Nowhere in the Bible will you find the term “closure.” Nor will you find the phrase “finish the Great Commission.” Nor will you find the number “2%.” You will not find “unreached” or “unevangelized” or “unengaged.”

More: you will not find “missionary” or “contextualization” or “chronological Bible storying” or “orality” or “Bible smuggling” or “creative access” or gasp ”tentmaking.”

Something I think is incredibly important – something I advocate for, something I passionately beg the church for – is not exactly in Scripture.

These are technical terms that missionaries have created, defined, written up, passionately commended, argued from bits of Scripture, debated, called each other names over.
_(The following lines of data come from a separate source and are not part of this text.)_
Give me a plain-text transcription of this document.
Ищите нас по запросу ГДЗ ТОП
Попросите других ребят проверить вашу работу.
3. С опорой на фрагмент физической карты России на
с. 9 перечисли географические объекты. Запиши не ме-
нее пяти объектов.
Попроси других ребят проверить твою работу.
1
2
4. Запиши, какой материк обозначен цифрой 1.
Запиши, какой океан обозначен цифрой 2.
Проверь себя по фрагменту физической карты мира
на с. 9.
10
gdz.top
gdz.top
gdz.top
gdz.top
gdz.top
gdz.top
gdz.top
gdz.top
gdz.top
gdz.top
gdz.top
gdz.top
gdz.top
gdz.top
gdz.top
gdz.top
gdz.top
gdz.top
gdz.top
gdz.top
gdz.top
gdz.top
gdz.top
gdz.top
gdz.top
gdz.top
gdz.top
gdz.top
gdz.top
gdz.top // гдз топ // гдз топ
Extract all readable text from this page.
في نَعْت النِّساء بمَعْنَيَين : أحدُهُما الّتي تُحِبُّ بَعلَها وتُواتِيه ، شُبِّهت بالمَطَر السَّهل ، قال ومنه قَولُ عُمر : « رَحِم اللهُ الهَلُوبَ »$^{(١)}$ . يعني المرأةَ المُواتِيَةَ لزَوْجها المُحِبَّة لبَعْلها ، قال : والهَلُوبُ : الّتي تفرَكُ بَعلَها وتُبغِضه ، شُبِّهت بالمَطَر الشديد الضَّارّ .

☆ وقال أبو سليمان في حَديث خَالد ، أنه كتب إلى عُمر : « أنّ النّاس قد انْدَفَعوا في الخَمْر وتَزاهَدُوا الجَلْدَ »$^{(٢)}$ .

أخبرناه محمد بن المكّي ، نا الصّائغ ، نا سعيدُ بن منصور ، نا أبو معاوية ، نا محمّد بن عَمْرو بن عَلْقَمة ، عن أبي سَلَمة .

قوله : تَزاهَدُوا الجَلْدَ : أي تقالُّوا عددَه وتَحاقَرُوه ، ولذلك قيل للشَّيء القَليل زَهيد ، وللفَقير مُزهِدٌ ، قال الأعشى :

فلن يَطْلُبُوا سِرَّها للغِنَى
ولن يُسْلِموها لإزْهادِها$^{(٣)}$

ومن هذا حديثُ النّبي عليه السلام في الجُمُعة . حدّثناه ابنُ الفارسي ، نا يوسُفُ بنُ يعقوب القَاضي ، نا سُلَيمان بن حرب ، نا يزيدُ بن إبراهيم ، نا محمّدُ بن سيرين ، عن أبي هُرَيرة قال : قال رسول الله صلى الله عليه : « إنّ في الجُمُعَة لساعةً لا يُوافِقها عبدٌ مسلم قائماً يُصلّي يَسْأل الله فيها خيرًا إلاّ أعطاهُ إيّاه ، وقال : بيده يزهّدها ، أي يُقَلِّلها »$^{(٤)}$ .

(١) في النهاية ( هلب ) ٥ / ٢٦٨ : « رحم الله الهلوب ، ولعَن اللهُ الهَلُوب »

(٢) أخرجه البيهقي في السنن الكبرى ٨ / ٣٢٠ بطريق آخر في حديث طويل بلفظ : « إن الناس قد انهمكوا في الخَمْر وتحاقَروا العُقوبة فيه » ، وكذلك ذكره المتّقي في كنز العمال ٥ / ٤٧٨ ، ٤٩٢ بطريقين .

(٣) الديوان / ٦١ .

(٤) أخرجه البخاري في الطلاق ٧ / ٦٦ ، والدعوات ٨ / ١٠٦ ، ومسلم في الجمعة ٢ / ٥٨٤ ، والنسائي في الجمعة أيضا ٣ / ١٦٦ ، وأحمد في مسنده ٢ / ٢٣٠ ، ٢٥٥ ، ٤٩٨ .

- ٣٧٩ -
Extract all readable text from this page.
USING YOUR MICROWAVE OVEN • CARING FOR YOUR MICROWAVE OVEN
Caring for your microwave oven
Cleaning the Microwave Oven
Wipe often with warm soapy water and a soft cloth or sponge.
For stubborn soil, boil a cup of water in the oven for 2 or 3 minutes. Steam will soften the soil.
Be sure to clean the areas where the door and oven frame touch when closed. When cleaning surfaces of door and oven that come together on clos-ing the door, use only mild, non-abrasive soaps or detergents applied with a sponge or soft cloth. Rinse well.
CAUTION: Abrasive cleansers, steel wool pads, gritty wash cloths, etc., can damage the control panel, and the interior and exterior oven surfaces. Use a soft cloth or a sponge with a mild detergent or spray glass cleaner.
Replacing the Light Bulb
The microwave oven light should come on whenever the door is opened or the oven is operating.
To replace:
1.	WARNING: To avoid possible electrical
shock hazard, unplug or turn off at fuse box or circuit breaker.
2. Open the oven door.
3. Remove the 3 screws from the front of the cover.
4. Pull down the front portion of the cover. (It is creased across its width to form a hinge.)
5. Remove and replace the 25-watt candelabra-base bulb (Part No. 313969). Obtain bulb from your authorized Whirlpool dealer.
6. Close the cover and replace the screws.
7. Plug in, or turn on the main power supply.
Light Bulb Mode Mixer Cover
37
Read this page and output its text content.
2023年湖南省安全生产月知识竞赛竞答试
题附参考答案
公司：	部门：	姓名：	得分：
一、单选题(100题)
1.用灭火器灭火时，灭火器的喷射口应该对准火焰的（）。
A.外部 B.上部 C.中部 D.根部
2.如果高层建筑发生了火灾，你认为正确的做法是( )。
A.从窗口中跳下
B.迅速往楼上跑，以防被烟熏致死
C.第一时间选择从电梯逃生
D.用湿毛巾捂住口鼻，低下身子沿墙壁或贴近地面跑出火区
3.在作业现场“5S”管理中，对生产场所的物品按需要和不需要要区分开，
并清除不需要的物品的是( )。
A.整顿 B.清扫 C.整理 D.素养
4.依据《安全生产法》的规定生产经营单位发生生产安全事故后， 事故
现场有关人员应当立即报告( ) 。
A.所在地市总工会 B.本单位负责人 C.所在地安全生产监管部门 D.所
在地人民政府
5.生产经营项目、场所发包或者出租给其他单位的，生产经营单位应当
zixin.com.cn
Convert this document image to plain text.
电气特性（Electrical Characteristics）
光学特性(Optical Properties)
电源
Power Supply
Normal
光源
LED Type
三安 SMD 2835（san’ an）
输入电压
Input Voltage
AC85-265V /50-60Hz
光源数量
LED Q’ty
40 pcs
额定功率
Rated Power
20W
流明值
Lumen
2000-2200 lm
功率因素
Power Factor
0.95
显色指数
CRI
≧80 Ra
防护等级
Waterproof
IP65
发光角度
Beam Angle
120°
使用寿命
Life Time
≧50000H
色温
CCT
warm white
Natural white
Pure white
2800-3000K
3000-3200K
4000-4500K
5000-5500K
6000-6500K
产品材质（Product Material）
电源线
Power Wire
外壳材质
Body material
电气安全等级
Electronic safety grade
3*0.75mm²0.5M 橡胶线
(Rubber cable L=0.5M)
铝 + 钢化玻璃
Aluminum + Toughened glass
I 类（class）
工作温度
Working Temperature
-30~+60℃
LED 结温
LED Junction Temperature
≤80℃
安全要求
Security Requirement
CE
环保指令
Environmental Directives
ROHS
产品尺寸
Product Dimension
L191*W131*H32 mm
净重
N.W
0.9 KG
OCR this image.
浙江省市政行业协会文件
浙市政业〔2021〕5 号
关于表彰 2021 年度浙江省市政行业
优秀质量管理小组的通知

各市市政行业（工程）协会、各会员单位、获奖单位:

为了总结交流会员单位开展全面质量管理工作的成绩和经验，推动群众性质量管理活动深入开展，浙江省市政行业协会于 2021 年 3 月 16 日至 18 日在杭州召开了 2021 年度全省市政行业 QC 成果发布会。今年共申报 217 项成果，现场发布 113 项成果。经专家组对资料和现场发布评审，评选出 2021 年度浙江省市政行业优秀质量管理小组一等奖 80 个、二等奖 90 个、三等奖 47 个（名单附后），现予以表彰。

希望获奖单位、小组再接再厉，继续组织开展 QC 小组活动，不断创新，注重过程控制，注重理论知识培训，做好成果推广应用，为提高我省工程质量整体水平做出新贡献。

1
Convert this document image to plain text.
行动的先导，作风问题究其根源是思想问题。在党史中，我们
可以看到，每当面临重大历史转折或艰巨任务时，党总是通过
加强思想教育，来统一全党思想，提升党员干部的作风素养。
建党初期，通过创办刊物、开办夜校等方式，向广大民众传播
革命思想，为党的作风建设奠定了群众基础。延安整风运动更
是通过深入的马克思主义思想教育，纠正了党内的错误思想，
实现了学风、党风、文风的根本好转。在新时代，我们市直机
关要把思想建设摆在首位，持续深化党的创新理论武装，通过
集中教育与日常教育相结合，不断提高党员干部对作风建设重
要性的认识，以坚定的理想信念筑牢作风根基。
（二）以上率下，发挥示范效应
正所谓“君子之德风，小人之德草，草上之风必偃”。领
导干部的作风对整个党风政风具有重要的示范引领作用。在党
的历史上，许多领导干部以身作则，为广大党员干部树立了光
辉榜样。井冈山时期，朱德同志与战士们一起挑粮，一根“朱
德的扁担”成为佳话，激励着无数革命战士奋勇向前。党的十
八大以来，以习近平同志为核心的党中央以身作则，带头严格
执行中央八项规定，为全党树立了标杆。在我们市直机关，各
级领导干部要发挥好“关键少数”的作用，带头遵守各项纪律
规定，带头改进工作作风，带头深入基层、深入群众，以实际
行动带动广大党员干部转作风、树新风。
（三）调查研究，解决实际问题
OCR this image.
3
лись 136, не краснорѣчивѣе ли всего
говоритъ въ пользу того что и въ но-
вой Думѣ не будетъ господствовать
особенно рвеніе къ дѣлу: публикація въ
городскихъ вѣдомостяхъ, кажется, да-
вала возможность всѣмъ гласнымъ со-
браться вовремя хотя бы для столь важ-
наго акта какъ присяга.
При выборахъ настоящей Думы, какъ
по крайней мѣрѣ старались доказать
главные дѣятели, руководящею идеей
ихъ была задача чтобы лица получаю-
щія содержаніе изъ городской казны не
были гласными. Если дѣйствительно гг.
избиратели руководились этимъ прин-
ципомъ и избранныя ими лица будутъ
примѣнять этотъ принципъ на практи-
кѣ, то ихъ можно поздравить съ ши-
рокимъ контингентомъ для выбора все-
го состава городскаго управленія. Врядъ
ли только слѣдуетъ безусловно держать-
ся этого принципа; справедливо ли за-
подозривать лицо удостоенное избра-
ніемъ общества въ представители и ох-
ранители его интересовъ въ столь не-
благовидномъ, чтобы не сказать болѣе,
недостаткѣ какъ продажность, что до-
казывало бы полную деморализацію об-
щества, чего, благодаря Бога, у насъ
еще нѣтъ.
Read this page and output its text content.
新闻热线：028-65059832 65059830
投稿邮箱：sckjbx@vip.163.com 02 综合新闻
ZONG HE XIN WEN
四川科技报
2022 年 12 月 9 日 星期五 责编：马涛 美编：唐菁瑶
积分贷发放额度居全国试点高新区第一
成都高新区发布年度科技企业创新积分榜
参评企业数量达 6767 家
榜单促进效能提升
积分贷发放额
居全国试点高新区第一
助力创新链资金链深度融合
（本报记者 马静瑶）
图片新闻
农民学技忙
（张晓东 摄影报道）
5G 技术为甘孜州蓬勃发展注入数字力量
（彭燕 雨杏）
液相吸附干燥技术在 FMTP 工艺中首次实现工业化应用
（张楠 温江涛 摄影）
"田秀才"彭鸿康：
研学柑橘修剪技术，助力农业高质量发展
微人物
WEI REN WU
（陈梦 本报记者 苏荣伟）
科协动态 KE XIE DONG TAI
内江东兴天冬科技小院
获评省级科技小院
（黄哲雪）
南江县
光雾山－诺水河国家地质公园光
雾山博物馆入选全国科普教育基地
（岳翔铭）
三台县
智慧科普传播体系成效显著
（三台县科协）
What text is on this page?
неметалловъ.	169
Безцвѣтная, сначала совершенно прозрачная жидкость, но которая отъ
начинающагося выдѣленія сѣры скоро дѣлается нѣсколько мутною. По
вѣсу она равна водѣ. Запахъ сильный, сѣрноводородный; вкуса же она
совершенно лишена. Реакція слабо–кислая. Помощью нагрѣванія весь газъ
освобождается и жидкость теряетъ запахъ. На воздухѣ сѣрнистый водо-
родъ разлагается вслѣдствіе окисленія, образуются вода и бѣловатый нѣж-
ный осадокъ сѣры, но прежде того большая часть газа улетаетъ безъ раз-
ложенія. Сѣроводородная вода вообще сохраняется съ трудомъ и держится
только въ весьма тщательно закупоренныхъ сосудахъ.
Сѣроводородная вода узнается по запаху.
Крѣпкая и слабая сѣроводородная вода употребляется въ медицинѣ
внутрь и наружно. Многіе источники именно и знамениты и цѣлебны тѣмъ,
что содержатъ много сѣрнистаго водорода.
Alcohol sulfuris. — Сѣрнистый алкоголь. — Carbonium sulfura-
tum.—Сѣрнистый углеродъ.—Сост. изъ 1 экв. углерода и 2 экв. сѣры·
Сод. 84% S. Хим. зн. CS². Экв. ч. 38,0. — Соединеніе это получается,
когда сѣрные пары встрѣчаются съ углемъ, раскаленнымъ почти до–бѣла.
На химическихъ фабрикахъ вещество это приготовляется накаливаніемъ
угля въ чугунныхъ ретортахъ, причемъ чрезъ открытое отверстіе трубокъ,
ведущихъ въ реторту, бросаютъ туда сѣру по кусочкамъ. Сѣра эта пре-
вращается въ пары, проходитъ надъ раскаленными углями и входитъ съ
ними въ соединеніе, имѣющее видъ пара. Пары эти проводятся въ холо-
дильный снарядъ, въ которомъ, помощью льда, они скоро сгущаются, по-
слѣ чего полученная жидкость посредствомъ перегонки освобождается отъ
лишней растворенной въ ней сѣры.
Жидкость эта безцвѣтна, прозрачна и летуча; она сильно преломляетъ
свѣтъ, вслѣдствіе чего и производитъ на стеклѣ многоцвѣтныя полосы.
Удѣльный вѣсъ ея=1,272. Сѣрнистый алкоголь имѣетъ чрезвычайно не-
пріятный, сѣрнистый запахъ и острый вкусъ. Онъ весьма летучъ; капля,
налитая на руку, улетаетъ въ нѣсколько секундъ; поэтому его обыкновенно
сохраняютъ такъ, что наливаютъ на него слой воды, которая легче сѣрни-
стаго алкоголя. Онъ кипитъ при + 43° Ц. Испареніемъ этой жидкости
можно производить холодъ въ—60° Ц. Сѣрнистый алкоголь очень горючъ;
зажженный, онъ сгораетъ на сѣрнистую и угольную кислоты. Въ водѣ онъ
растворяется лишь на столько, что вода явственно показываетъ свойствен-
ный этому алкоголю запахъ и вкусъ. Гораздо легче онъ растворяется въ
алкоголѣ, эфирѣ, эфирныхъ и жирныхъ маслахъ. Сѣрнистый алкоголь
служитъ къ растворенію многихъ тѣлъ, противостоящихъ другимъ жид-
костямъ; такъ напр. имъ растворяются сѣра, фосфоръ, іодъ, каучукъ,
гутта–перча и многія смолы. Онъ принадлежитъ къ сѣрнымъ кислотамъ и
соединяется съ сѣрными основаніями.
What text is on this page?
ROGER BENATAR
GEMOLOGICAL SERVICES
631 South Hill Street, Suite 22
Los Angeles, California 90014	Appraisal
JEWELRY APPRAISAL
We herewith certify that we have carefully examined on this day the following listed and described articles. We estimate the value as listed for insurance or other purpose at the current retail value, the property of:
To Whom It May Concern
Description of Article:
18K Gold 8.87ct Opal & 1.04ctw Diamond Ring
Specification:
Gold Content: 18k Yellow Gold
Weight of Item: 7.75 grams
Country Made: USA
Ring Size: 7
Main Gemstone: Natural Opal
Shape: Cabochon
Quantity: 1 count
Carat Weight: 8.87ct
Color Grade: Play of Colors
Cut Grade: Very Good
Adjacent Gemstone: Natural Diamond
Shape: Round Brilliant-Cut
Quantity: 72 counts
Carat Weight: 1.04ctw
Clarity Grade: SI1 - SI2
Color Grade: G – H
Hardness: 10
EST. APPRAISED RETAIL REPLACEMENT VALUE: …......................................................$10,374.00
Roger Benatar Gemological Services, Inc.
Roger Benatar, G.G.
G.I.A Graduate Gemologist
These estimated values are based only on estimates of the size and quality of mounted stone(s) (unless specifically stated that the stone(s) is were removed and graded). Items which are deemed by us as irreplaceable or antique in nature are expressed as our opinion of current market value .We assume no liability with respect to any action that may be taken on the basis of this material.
“Charity” you will find. “Gentiles” you will find. Even “ethne” you will find. But not closure. Not finish the task. Not reach the unreached. Not 10/40 Window.

So why hold to them?

I do, partly because once upon a time I was given a vision of the unreached, one that marked my life, one that I do not fully understand but cannot argue with.

And, more to the Biblical point, because I believe that in Matthew 28 (and other places) Jesus gave us a task, and having given it to us, he expects that we should finish it. I tell my children to clean the kitchen, and I expect them to do the job. If I, as the head of house, expect this of my children, should I not expect the same of the one who is head of me?

My idea of “finishing the task” is perhaps different from others. That’s okay. I’ll argue for mine, but with genteel charity and kindness (I hope). In my idea, I think “unreached” is important (and unevangelized, and unengaged) because of two logical things: first, that there are people who have not yet heard the Gospel (thus my task is not finished); second, because of the Paul’s strategy of not preaching the Gospel where it is known.

And I think the other terms are important as tools, tactics and measuring rods.

So when someone argues with you–or me–that closure is not Biblical, don’t argue. Agree. It’s not. It’s just a useful tool for defining part of the space, task, responsibility that Christ has called the church to, and the gap in the wall toward which I (and others like me) go. You may have another gap to fill, and that’s good. The Body needs all parts.